Adam: For one second, can you stop thinking about how this affects you? It's my dream to go to NYU with Brea. Now I don't have either.
Beverly: I'm sorry. I get it. Let's figure this out.
Adam: Well, there's always the classic big, romantic gesture.
Beverly: That's brilliant. That fuss-bottom dean will love that.
Adam: I meant for Brea.
Beverly: But why not use your seductive boy powers to charm your way into NYU?
Adam: That's not an altogether terrible idea. I have charmed my way into the heart of many ladies who are way out of my league.
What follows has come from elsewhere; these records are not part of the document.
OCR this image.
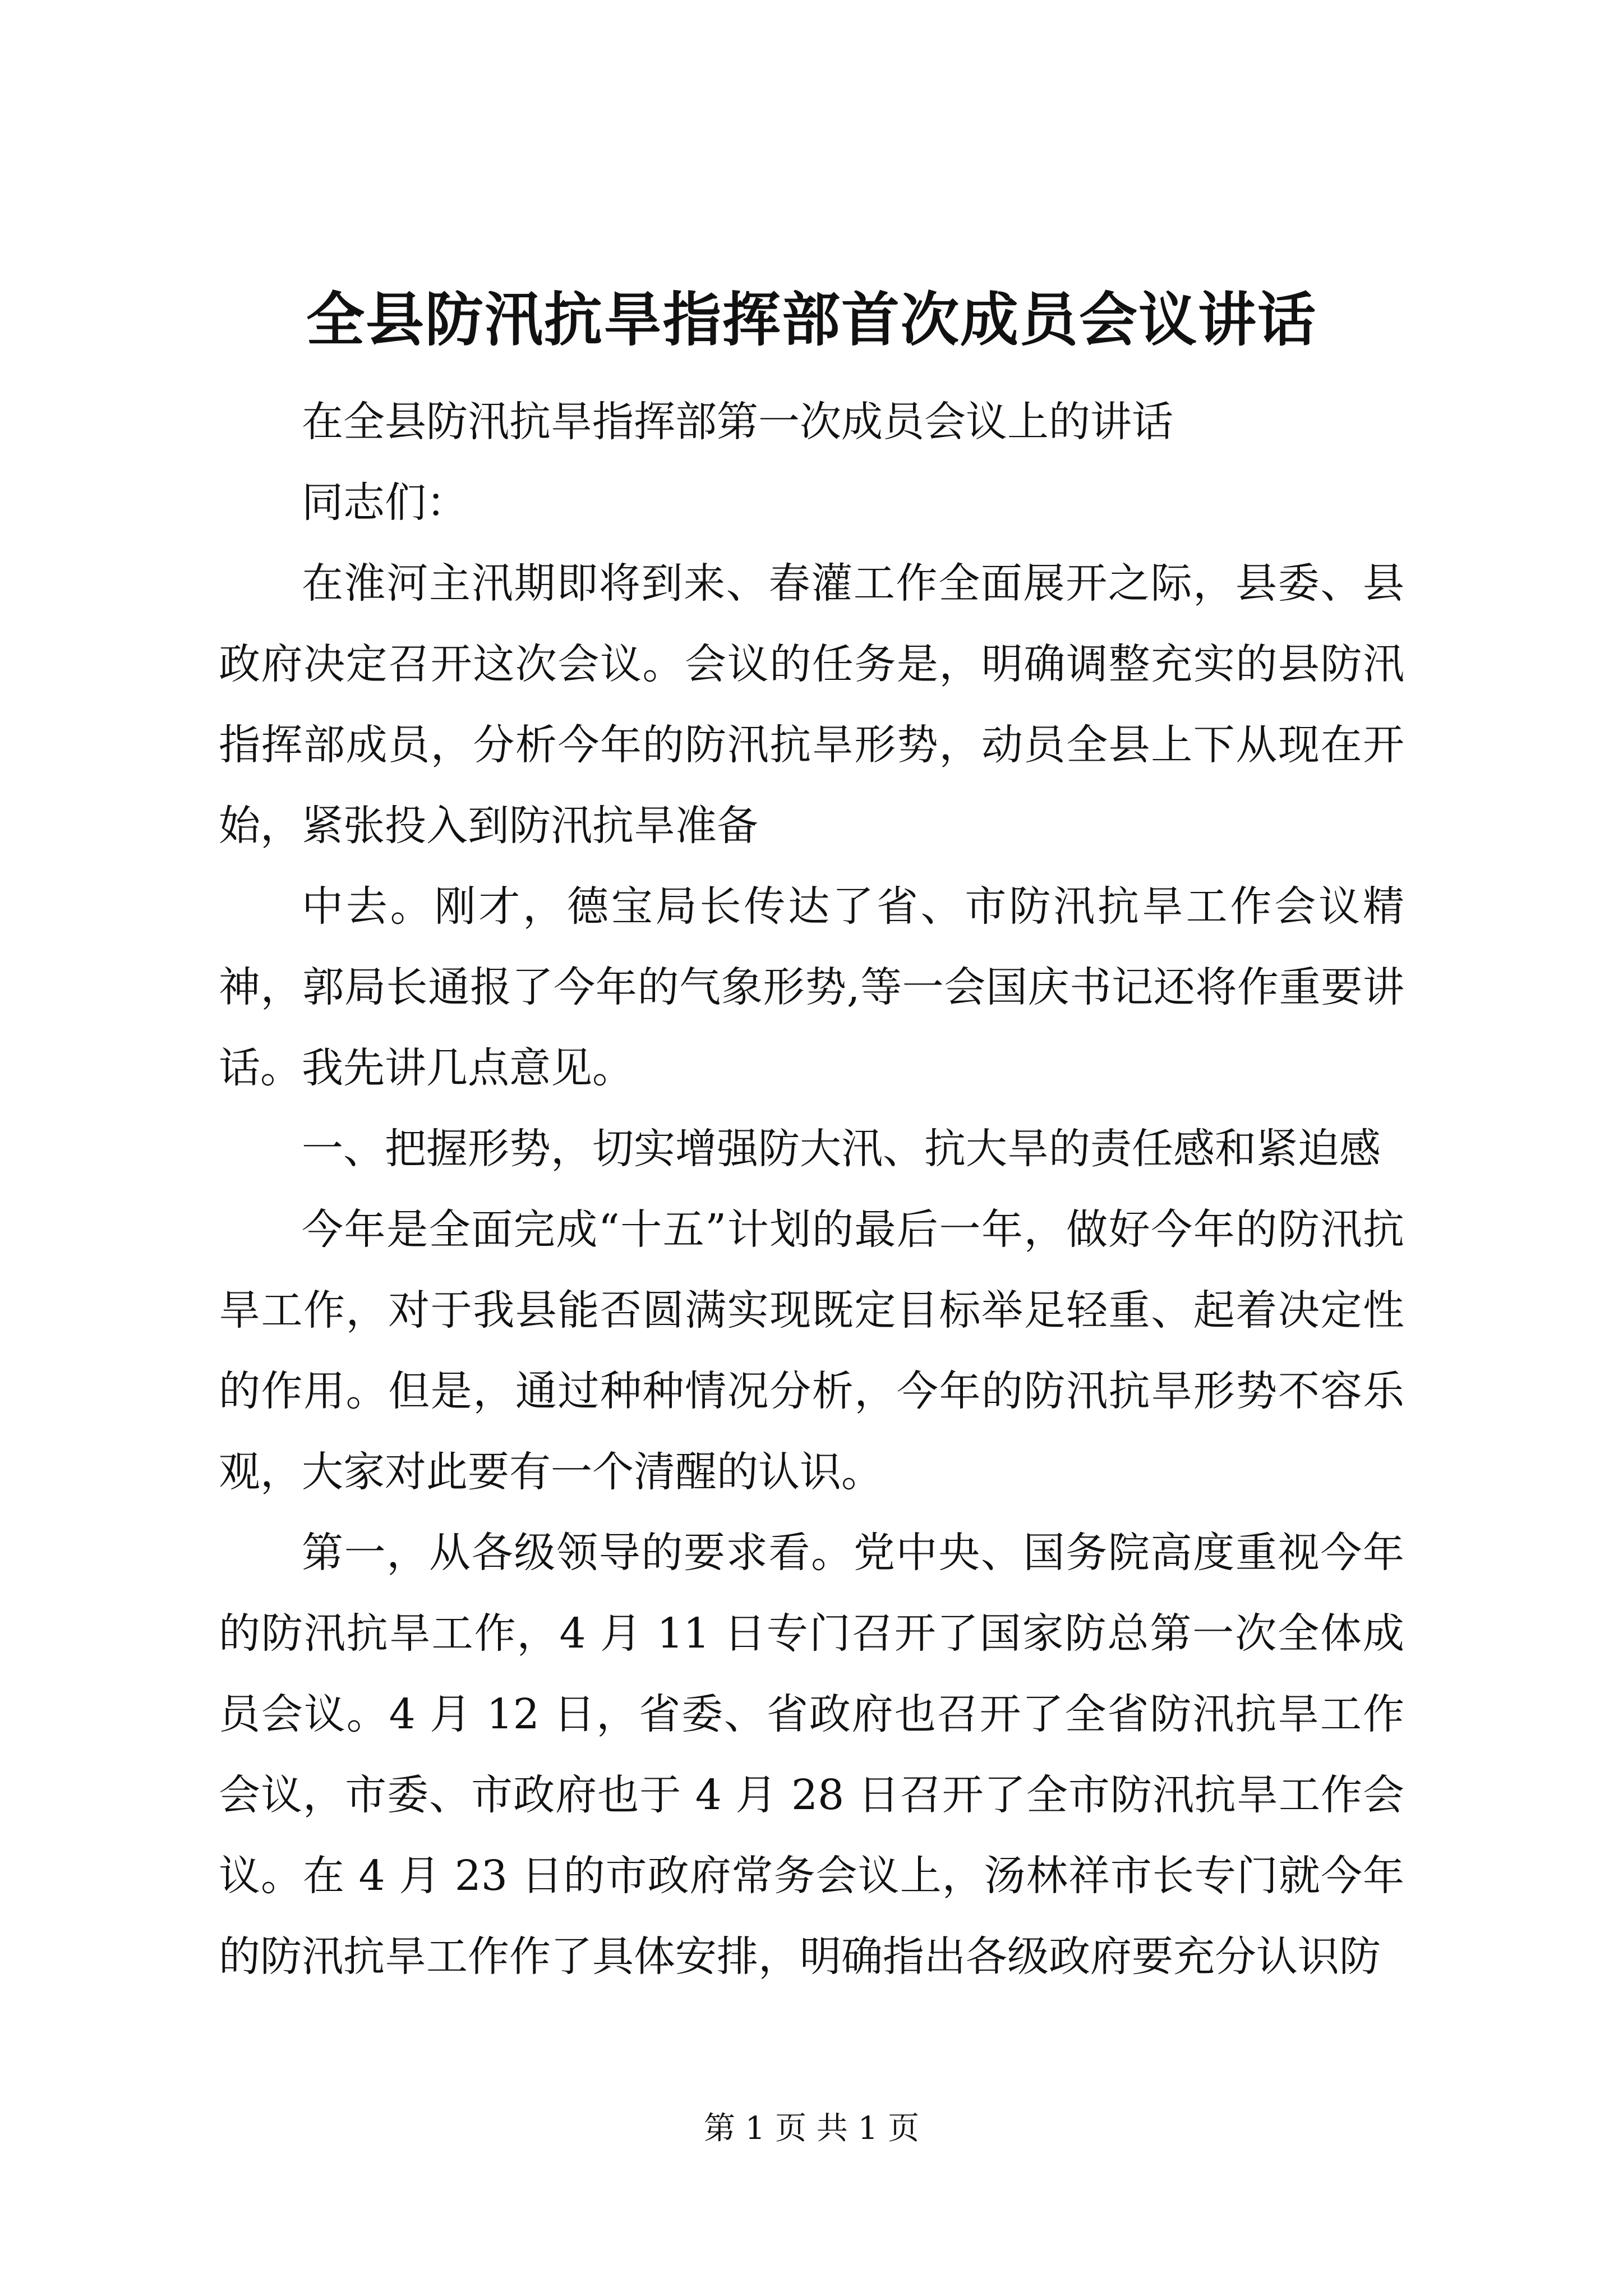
全县防汛抗旱指挥部首次成员会议讲话

在全县防汛抗旱指挥部第一次成员会议上的讲话

同志们：

在淮河主汛期即将到来、春灌工作全面展开之际，县委、县政府决定召开这次会议。会议的任务是，明确调整充实的县防汛指挥部成员，分析今年的防汛抗旱形势，动员全县上下从现在开始，紧张投入到防汛抗旱准备

中去。刚才，德宝局长传达了省、市防汛抗旱工作会议精神，郭局长通报了今年的气象形势,等一会国庆书记还将作重要讲话。我先讲几点意见。

一、把握形势，切实增强防大汛、抗大旱的责任感和紧迫感

今年是全面完成“十五”计划的最后一年，做好今年的防汛抗旱工作，对于我县能否圆满实现既定目标举足轻重、起着决定性的作用。但是，通过种种情况分析，今年的防汛抗旱形势不容乐观，大家对此要有一个清醒的认识。

第一，从各级领导的要求看。党中央、国务院高度重视今年的防汛抗旱工作，4 月 11 日专门召开了国家防总第一次全体成员会议。4 月 12 日，省委、省政府也召开了全省防汛抗旱工作会议，市委、市政府也于 4 月 28 日召开了全市防汛抗旱工作会议。在 4 月 23 日的市政府常务会议上，汤林祥市长专门就今年的防汛抗旱工作作了具体安排，明确指出各级政府要充分认识防

第 1 页 共 1 页
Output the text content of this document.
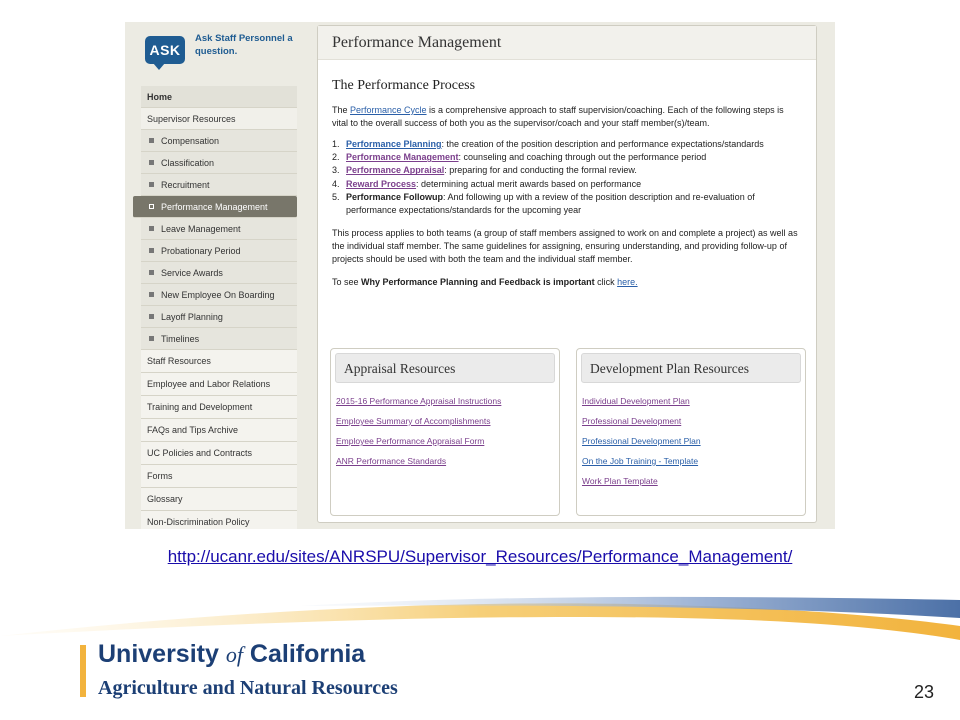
ASK
Ask Staff Personnel a question.
Home
Supervisor Resources
Compensation
Classification
Recruitment
Performance Management
Leave Management
Probationary Period
Service Awards
New Employee On Boarding
Layoff Planning
Timelines
Staff Resources
Employee and Labor Relations
Training and Development
FAQs and Tips Archive
UC Policies and Contracts
Forms
Glossary
Non-Discrimination Policy
Performance Management
The Performance Process

The Performance Cycle is a comprehensive approach to staff supervision/coaching. Each of the following steps is vital to the overall success of both you as the supervisor/coach and your staff member(s)/team.

1. Performance Planning: the creation of the position description and performance expectations/standards
2. Performance Management: counseling and coaching through out the performance period
3. Performance Appraisal: preparing for and conducting the formal review.
4. Reward Process: determining actual merit awards based on performance
5. Performance Followup: And following up with a review of the position description and re-evaluation of performance expectations/standards for the upcoming year

This process applies to both teams (a group of staff members assigned to work on and complete a project) as well as the individual staff member. The same guidelines for assigning, ensuring understanding, and providing follow-up of projects should be used with both the team and the individual staff member.

To see Why Performance Planning and Feedback is important click here.

Appraisal Resources
2015-16 Performance Appraisal Instructions
Employee Summary of Accomplishments
Employee Performance Appraisal Form
ANR Performance Standards
Development Plan Resources
Individual Development Plan
Professional Development
Professional Development Plan
On the Job Training - Template
Work Plan Template
http://ucanr.edu/sites/ANRSPU/Supervisor_Resources/Performance_Management/
University of California
Agriculture and Natural Resources	23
Why not an academic institution?
Beverly: And the moment you knock that dean sideways with your song and dance razzle dazzle, she'll let you in, and Brea will be right behind you.
Adam: Well, that's impossibly optimistic, but I got nothing else.
Beverly: Yay! Ha-ha! Mama solved it. Your forever hug is now forever kisses.
Adam: Aw, no. [Beverly smooching] The ones by my ears are so loud.

Quote from Adam

Adult Adam: [v.o.] Having fallen further down NYU's wait list, it was time to take a big swing.
Adam: Here we go.
Dean Martin: Oh, no.
Adam: It's not another pathetic attempt to beg my way in.
Dean Martin: Then what is it?
Adam: It's this. [Foreigner's "Waiting For a Girl Like You" plays]
Dean Martin: Are you serenading me?
Adam: Just let me and my pals in the soft rock supergroup Foreigner explain everything. [sings off-key]# I've been waiting # For NYU # To come into # [music stops]
Dean Martin: And that's enough.
Adam: Because you're swayed by my passionate musical appeal?
Dean Martin: I'm gonna give it to you straight. I can't date an applicant.
Adam: What? No. No, no, no, no. This romantic gesture isn't a romantic gesture.
Dean Martin: Am I flattered? Yes. I mean, maybe even a little curious.
Adam: Oh, don't be. [buttons shirt]
Dean Martin: You know, I work late. I live alone. I mean, and I'd be lying if I said I didn't sometimes long for another's touch.